While Fleshies continue to produce their unorthodox brand of punk, Bottles and Skulls imploded, freeing Beaulieu to focus on the fledgling group. "There were four to six months of us just experimenting," says the guitarist, "writing songs that would branch off into total noise."

The resulting cacophony caused the pair to recruit additional Triclops! players. By early 2006, talented drummer Phil Becker of prog-punks Lower Forty-Eight and former Victims Family bassist Larry Boothroyd had joined the fold. Now at full strength, Triclops! shaped those early demos into vicious songs. "There were a lot of noise jams initially," recalls Becker. "I wanted to get more to the point, so we rearranged the initial ideas."

"It was a huge challenge," adds Boothroyd. "They gave me 45 minutes of noisescapes and at first I was just like, 'What am I going to do with this?' But I kept listening to it and pretty soon it was all making sense. I could hear songs and started to hear bass lines." With the rhythm section providing jet propulsion to Beaulieu's corrosive guitar and Mink's chaotic, effect-laden vocals, Triclops! crafted their debut EP, Cafeteria Brutalia, recently issued by Sickroom Records (the songs are also set to be released as a picture-disc 12-inch on Missing Finger Records).
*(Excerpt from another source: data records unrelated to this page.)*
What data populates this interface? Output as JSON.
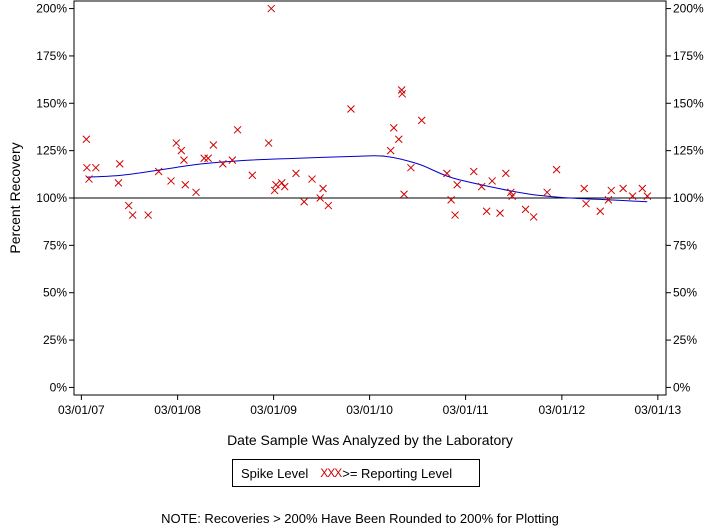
{
  "chart_data": {
    "type": "scatter",
    "xlabel": "Date Sample Was Analyzed by the Laboratory",
    "ylabel": "Percent Recovery",
    "x_tick_labels": [
      "03/01/07",
      "03/01/08",
      "03/01/09",
      "03/01/10",
      "03/01/11",
      "03/01/12",
      "03/01/13"
    ],
    "y_tick_labels": [
      "0%",
      "25%",
      "50%",
      "75%",
      "100%",
      "125%",
      "150%",
      "175%",
      "200%"
    ],
    "y_ticks": [
      0,
      25,
      50,
      75,
      100,
      125,
      150,
      175,
      200
    ],
    "xlim": [
      "2007-02-01",
      "2013-04-01"
    ],
    "ylim": [
      -4,
      204
    ],
    "reference_line": 100,
    "colors": {
      "points": "#d00000",
      "smooth": "#0000cc",
      "reference": "#000000"
    },
    "grid": false,
    "legend_placement": "bottom-center",
    "series": [
      {
        "type": "scatter",
        "marker": "x",
        "points": [
          [
            "2007-03-20",
            131
          ],
          [
            "2007-03-22",
            116
          ],
          [
            "2007-03-30",
            110
          ],
          [
            "2007-04-25",
            116
          ],
          [
            "2007-07-20",
            108
          ],
          [
            "2007-07-25",
            118
          ],
          [
            "2007-08-28",
            96
          ],
          [
            "2007-09-12",
            91
          ],
          [
            "2007-11-10",
            91
          ],
          [
            "2007-12-20",
            114
          ],
          [
            "2008-02-05",
            109
          ],
          [
            "2008-02-25",
            129
          ],
          [
            "2008-03-15",
            125
          ],
          [
            "2008-03-25",
            120
          ],
          [
            "2008-03-30",
            107
          ],
          [
            "2008-05-10",
            103
          ],
          [
            "2008-06-10",
            121
          ],
          [
            "2008-06-25",
            121
          ],
          [
            "2008-07-15",
            128
          ],
          [
            "2008-08-20",
            118
          ],
          [
            "2008-09-25",
            120
          ],
          [
            "2008-10-15",
            136
          ],
          [
            "2008-12-10",
            112
          ],
          [
            "2009-02-10",
            129
          ],
          [
            "2009-02-20",
            200
          ],
          [
            "2009-03-05",
            104
          ],
          [
            "2009-03-10",
            107
          ],
          [
            "2009-04-01",
            108
          ],
          [
            "2009-04-12",
            106
          ],
          [
            "2009-05-25",
            113
          ],
          [
            "2009-06-25",
            98
          ],
          [
            "2009-07-25",
            110
          ],
          [
            "2009-08-25",
            100
          ],
          [
            "2009-09-05",
            105
          ],
          [
            "2009-09-25",
            96
          ],
          [
            "2009-12-20",
            147
          ],
          [
            "2010-05-20",
            125
          ],
          [
            "2010-06-01",
            137
          ],
          [
            "2010-06-20",
            131
          ],
          [
            "2010-07-01",
            157
          ],
          [
            "2010-07-03",
            155
          ],
          [
            "2010-07-10",
            102
          ],
          [
            "2010-08-05",
            116
          ],
          [
            "2010-09-15",
            141
          ],
          [
            "2010-12-20",
            113
          ],
          [
            "2011-01-05",
            99
          ],
          [
            "2011-01-20",
            91
          ],
          [
            "2011-01-28",
            107
          ],
          [
            "2011-04-01",
            114
          ],
          [
            "2011-05-01",
            106
          ],
          [
            "2011-05-20",
            93
          ],
          [
            "2011-06-10",
            109
          ],
          [
            "2011-07-10",
            92
          ],
          [
            "2011-08-01",
            113
          ],
          [
            "2011-08-20",
            103
          ],
          [
            "2011-08-25",
            101
          ],
          [
            "2011-10-15",
            94
          ],
          [
            "2011-11-15",
            90
          ],
          [
            "2012-01-05",
            103
          ],
          [
            "2012-02-10",
            115
          ],
          [
            "2012-05-25",
            105
          ],
          [
            "2012-06-01",
            97
          ],
          [
            "2012-07-25",
            93
          ],
          [
            "2012-08-25",
            99
          ],
          [
            "2012-09-05",
            104
          ],
          [
            "2012-10-20",
            105
          ],
          [
            "2012-11-25",
            101
          ],
          [
            "2013-01-01",
            105
          ],
          [
            "2013-01-20",
            101
          ]
        ]
      },
      {
        "type": "line",
        "curve": "smooth",
        "points": [
          [
            "2007-03-20",
            111
          ],
          [
            "2007-08-01",
            112
          ],
          [
            "2008-01-01",
            115
          ],
          [
            "2008-06-01",
            118
          ],
          [
            "2008-12-01",
            120
          ],
          [
            "2009-06-01",
            121
          ],
          [
            "2010-01-01",
            122
          ],
          [
            "2010-05-01",
            122
          ],
          [
            "2010-09-01",
            118
          ],
          [
            "2011-01-01",
            111
          ],
          [
            "2011-06-01",
            106
          ],
          [
            "2011-11-01",
            102
          ],
          [
            "2012-04-01",
            100
          ],
          [
            "2012-09-01",
            99
          ],
          [
            "2013-01-20",
            98
          ]
        ]
      }
    ]
  },
  "legend": {
    "label": "Spike Level",
    "marker": "XXX",
    "reporting_label": ">= Reporting Level"
  },
  "note": "NOTE: Recoveries > 200% Have Been Rounded to 200% for Plotting"
}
"Mi Plisboy" kicks things off with the roundhouse combination of a metallic East Bay RayÐstyle surf-punk riff and Mink's seething anti-colonialism screed (howled in Creole dialect from the perspective of a New Guinean police officer, no less) before slowing down for a massive bridge that echoes Jane's Addiction's spacious psych-metal vistas. The vocalist's dark lyrics perfectly match the manic intensity of the music, whether detailing a john's fatal rendezvous with a wrench-wielding transvestite on "Jewel of Oakland," or depicting a surreal battle with mosquitoes on the swirling epic "Bug Bomb."

As compelling as the band's recorded material is, it pales next to the frenzy of the live Triclops! experience. The musicians lock horns on dense, multi-part tunes while Mink delivers his unhinged vocals while crawling underneath or riding atop his audience. With songs still pouring out of the band — they've already written most of their first full-length, set to be recorded for the Gold Standard Labs imprint next month — locals can expect more audio violence from Triclops! in the year to come.